A tradição parlamentar portuguesa instituiu uma figura a que vulgarmente se chama ‘imunidade parlamentar’ no sentido de evitar que a maioria das discussões no hemiciclo de São Bento terminassem no pátio em duelos para defesa da honra e acertos de contas. A verborreia parlamentar encontrou, assim, na segunda metade do século XIX, uma medida cautelar para subsistir e desenvolver-se, escondida na figura do “tudo pode ser dito”.
Vem isto a propósito do debate parlamentar de quarta-feira em que os deputados puderam insultar-se mutuamente sem pudor num espetáculo paupérrimo em que adjetivos como ‘ladrão’ ou ‘mentiroso’ deixaram de ser insultos para ser um nome próprio associado aos políticos, nomeadamente aos primeiros-ministros.
Na quarta-feira, depois de ouvir, da parte da deputada Catarina Martins, do Bloco de Esquerda, a afirmação de que “a sua palavra não vale nada”, o primeiro-ministro entendeu que não deveria usar palavras que nada valem respondendo a alguém que, provavelmente queria apenas ouvir apenas o eco das suas próprias palavras…

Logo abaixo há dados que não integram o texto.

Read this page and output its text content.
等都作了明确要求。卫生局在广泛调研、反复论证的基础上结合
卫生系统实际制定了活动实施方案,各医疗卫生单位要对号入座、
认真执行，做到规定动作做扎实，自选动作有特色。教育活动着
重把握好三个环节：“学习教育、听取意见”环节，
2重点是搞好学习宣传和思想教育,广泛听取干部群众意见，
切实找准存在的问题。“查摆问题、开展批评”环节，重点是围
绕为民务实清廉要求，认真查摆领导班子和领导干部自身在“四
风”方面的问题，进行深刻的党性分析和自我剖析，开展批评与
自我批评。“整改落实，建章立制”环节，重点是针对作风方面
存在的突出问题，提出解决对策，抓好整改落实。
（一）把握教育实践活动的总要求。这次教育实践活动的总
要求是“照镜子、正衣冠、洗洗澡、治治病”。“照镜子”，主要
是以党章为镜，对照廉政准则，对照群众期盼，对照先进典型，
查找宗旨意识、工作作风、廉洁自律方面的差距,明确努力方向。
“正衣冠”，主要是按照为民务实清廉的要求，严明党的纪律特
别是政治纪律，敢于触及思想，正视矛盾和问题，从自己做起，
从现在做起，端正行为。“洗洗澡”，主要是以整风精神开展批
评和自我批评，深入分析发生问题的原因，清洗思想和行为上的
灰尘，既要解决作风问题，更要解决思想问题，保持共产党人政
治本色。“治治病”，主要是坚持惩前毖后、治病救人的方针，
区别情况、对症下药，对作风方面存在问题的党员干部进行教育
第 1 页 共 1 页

‘Aqui d’El Rei’ que o primeiro-ministro ofendeu os eleitos do povo porque não lhes respondeu. A classe comentarista dominante logo veio em defesa da tese de antidemocrática atitude que as cadeiras do anexo palacete de São Bento incorpora nos primeiros-ministros.
Pois bem. Parece-me que o primeiro-ministro fez muito bem. Não pode tudo ser dito, não podemos banalizar as atitudes e os discursos. A verdade e o respeito são coisas diferentes e nenhuma das duas se pode sobrepor à outra. O areópago do país denigre a Nação, se se denegrir a si próprio.
Não temos de ouvir tudo. Não temos de abdicar da espinha dorsal em nome da legalidade regimental de uma alegada imunidade pelo vale tudo. O exemplo é a única forma de educar (e governar).